In any criminal case a subpoena duces tecum may be issued by the attorney of record who is an active member of the Virginia State Bar at the time of issuance, as an officer of the court. Any such subpoena duces tecum shall be on a form approved by the Executive Secretary of the Supreme Court of Virginia, signed by the attorney of record as if a pleading, and shall include the attorney's address.

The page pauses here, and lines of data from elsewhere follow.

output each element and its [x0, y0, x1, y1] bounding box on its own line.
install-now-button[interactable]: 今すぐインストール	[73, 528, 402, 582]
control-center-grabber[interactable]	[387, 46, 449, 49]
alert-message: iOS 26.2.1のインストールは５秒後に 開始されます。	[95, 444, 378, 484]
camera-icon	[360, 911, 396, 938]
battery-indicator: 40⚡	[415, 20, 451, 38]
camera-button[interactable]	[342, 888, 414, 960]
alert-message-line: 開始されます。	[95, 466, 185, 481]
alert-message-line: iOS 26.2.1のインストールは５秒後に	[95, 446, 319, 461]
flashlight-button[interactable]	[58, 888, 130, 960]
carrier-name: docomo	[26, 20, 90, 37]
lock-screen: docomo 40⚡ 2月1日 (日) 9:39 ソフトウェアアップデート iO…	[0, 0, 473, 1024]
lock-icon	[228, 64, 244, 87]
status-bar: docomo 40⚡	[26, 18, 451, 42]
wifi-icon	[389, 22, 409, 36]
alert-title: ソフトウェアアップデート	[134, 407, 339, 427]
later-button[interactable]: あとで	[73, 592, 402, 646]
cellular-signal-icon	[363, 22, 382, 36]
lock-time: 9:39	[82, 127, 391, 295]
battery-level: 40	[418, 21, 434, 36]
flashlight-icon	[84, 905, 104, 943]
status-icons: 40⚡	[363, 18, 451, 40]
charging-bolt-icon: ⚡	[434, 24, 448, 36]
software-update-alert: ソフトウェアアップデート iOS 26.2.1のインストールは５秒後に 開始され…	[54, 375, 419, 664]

A copy of the signed subpoena duces tecum, together with the attorney's certificate of service pursuant to Rule 1:12, shall be mailed or delivered to the adverse party and to the clerk's office of the court in which the case is pending on the day of issuance by the attorney. The law governing subpoenas duces tecum issued pursuant to Rule 3A:12(b) shall apply. A sheriff shall not be required to serve an attorney-issued subpoena duces tecum that is not issued at least five business days prior to the date production of evidence is desired. When an attorney transmits one or more subpoenas duces tecum to a sheriff to be served in his jurisdiction, the provisions in § 8.01-407 regarding such transmittals shall apply.

If the time for compliance with a subpoena duces tecum issued by an attorney is less than 14 days after service of the subpoena, the person to whom it is directed may serve upon the party issuing the subpoena a written objection setting forth any grounds upon which such production, inspection, or testing should not be required. If objection is made, the party on whose behalf the subpoena duces tecum was issued and served shall not be entitled to the requested production, inspection, or testing, except pursuant to an order of the court, but may, upon notice to the person to whom the subpoena was directed, move for an order to compel production, inspection, or testing. Upon such timely motion, the court may quash, modify, or sustain the subpoena duces tecum.

Subpoenas duces tecum for medical records issued by an attorney shall be subject to the provisions of §§ 8.01-413 and 32.1-127.1:03, except that no separate fee for issuance shall be imposed.

2020, c. 771.

§ 19.2-11. Procedure in contempt cases.

No court or judge shall impose a fine upon a juror, witness or other person for disobedience of its process or any contempt, unless he either be present in court at the time, or shall have been served with a rule, returnable to a certain time, requiring him to show cause why the fine should not be imposed and shall have failed to appear and show cause.

Code 1950, § 19.1-16; 1960, c. 366; 1968, c. 639; 1975, c. 495.